Westwood Plateau Golf & Country Club
- Interactive map of Westwood Plateau Golf & Country Club

Club information
- Location: Coquitlam, B.C.
- Established: 1995; 31 years ago
- Type: Public
- Tota holes: 27
- Website: westwoodplateaugolf.com

The Country Club (18 holes)
- Designed by: Michael Hurdzan
- Par: 72
- Length: 6770 yards Longest hole is #7 - 583 yards
- Course rating: 71.90

Executive 12-hole
- Designed by: Michael Hurdzan
- Par: 31
- Length: 1805 yards Longest hole is #5 - 310 yards

= Westwood Plateau Golf & Country Club =

Golf club in Coquitlam, British Columbia

Westwood Plateau Golf & Country Club, located in the Canadian city of Coquitlam, British Columbia, comprises two golf courses set into the hillside of Eagle Mountain.

==Summary==
Westwood Motorsport Park had occupied the Crown lands from 1957 to 1990, when the track's lease expired, the track was closed and the provincial government sold off the land to real estate developers.

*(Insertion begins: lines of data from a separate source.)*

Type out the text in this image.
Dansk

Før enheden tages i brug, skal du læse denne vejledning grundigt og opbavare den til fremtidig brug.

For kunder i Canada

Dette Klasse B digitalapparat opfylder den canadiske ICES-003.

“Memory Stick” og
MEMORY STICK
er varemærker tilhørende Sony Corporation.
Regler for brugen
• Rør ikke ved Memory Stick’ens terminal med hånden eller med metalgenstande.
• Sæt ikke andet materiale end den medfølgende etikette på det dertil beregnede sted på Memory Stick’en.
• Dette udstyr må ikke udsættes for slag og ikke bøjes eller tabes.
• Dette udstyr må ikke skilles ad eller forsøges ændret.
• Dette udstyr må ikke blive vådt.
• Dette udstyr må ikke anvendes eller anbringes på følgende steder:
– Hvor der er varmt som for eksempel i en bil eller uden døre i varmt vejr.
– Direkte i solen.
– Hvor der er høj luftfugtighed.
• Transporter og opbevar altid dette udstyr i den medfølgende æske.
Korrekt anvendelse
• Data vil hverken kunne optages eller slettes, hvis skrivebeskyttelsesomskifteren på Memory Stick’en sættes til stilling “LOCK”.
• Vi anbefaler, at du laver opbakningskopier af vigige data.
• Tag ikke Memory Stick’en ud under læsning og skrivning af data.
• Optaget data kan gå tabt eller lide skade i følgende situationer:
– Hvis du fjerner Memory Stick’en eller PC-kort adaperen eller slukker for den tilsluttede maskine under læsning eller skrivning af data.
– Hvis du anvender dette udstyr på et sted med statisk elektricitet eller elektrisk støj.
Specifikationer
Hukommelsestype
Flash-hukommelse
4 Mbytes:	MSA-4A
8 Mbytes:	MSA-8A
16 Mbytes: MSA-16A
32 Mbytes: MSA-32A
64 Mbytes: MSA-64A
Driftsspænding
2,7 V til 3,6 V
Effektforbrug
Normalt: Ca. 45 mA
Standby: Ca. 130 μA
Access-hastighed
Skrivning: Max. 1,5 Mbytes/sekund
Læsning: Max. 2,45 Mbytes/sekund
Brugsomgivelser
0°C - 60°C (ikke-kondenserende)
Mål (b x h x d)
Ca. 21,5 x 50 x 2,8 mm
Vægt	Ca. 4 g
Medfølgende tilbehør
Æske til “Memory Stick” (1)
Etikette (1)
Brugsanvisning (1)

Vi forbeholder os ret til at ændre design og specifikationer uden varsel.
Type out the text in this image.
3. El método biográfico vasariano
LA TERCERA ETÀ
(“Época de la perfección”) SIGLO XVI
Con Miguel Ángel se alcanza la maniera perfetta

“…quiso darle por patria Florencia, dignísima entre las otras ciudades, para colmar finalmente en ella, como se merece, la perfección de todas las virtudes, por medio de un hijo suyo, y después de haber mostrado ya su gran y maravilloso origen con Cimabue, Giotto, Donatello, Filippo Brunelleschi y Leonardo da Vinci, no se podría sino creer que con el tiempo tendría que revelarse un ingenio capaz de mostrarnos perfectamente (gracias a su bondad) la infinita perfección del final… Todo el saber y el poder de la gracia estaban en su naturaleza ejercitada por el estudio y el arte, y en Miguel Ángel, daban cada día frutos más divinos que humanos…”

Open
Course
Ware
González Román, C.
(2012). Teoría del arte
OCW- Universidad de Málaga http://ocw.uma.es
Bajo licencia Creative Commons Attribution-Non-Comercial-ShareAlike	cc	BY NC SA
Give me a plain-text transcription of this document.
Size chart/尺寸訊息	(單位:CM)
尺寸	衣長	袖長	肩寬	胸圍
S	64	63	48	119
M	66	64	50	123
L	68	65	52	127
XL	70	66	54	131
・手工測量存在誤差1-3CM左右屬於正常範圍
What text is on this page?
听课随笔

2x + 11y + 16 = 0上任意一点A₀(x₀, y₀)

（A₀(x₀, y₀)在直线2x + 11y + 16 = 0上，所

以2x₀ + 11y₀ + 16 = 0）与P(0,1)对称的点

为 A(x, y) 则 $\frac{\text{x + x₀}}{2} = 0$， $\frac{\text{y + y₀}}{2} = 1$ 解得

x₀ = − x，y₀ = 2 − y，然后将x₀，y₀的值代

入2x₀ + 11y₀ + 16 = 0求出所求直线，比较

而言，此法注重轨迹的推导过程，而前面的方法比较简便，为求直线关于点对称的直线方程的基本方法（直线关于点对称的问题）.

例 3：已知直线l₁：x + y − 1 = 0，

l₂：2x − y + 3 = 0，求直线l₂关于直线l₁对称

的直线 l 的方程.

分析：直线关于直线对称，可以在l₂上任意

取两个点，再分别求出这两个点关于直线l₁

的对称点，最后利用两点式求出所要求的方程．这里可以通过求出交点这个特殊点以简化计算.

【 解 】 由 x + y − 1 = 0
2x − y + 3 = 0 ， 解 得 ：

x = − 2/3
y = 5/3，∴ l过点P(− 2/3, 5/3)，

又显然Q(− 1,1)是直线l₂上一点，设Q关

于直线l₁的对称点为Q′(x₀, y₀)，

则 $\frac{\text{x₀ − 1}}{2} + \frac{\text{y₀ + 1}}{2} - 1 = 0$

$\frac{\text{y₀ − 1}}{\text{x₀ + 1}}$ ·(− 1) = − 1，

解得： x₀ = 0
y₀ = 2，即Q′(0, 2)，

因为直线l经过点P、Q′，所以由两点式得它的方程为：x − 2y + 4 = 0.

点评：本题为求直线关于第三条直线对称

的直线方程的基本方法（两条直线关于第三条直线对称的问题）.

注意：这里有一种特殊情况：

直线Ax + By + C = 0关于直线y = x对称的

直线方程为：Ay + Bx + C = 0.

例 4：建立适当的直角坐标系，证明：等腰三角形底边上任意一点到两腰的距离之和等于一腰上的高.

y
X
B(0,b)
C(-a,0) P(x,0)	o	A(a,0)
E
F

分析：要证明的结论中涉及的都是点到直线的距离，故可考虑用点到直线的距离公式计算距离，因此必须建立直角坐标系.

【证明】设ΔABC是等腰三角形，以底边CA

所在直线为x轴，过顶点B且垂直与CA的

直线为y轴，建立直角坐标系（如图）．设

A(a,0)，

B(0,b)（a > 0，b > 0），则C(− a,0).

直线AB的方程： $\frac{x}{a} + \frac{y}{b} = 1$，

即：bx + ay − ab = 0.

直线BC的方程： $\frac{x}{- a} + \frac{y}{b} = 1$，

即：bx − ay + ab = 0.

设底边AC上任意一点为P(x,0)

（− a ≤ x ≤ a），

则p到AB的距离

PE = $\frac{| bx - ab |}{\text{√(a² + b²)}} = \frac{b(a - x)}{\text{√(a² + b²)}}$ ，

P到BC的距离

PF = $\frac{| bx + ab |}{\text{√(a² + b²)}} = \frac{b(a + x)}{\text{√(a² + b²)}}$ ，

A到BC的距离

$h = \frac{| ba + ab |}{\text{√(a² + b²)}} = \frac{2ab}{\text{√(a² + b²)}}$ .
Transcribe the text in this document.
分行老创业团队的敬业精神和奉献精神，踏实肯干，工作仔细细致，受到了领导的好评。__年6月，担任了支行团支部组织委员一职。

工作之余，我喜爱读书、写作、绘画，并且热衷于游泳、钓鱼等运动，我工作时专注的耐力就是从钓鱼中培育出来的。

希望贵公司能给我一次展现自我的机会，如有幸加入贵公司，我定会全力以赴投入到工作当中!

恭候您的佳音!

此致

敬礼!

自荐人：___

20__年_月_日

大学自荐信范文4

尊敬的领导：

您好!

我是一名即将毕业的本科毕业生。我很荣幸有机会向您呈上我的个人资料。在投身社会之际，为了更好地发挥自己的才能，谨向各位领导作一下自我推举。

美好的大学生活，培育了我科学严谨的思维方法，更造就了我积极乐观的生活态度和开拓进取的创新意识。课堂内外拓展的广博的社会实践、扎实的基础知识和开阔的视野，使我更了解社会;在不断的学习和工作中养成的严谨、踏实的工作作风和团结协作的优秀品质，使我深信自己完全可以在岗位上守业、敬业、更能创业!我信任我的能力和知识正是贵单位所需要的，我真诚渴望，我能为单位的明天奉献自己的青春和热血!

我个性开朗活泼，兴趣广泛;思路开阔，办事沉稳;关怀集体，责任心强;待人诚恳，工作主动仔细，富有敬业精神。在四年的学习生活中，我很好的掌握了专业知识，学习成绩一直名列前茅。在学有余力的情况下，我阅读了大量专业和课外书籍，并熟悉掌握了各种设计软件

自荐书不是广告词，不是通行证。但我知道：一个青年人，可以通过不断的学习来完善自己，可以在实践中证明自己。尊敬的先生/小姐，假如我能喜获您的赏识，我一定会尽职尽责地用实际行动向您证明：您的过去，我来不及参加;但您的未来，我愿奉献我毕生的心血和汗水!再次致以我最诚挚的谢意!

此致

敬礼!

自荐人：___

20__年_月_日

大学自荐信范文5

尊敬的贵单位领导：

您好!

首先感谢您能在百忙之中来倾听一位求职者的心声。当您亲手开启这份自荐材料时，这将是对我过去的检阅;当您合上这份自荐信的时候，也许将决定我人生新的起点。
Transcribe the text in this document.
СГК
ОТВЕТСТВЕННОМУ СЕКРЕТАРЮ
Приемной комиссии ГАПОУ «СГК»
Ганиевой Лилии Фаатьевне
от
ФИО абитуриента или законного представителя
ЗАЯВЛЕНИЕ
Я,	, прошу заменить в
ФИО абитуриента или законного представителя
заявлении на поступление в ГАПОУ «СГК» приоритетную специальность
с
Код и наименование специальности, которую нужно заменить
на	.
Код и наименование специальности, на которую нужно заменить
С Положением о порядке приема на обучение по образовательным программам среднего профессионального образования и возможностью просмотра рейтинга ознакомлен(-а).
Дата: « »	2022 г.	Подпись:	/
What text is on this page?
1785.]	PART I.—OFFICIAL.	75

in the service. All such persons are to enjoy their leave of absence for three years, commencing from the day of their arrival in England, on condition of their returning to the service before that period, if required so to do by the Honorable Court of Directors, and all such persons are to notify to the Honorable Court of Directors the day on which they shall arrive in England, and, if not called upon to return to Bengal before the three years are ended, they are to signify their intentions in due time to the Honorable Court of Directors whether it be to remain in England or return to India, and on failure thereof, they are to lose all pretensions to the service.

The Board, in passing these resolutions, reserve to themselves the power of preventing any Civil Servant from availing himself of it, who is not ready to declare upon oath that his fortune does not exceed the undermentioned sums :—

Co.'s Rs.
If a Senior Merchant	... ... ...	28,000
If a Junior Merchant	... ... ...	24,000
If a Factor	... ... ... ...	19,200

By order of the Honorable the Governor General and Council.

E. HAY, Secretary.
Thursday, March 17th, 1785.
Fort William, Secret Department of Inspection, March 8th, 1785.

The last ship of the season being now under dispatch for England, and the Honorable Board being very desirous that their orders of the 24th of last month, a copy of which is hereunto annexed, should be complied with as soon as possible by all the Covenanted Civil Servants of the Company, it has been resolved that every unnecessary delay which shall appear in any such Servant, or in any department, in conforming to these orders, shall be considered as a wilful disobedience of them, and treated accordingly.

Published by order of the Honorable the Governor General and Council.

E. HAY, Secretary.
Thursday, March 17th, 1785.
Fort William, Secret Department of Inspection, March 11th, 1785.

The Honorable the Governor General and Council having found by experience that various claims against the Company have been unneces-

Built along with the surrounding Westwood Plateau neighborhood, WPGCC was designed by Michael Hurdzan and opened in 1995. The main course, the Country Club is a par-72 eighteen-hole course with a maximum length of 6770 yards. The executive course, the Golf Academy, is a par-31 nine-hole course that plays longer than typical learning courses. There is also a separate three-hole, par-3 course.

Golf Digest named WPGCC as the runner-up for 'Best New Course in Canada in 1995', while SCOREGolf Magazine named the club the 'Best New Course in Canada in 1996', and currently ranks it 90th in the country. The facility also features two distinct restaurants, a teaching academy and a 35000 sqft clubhouse.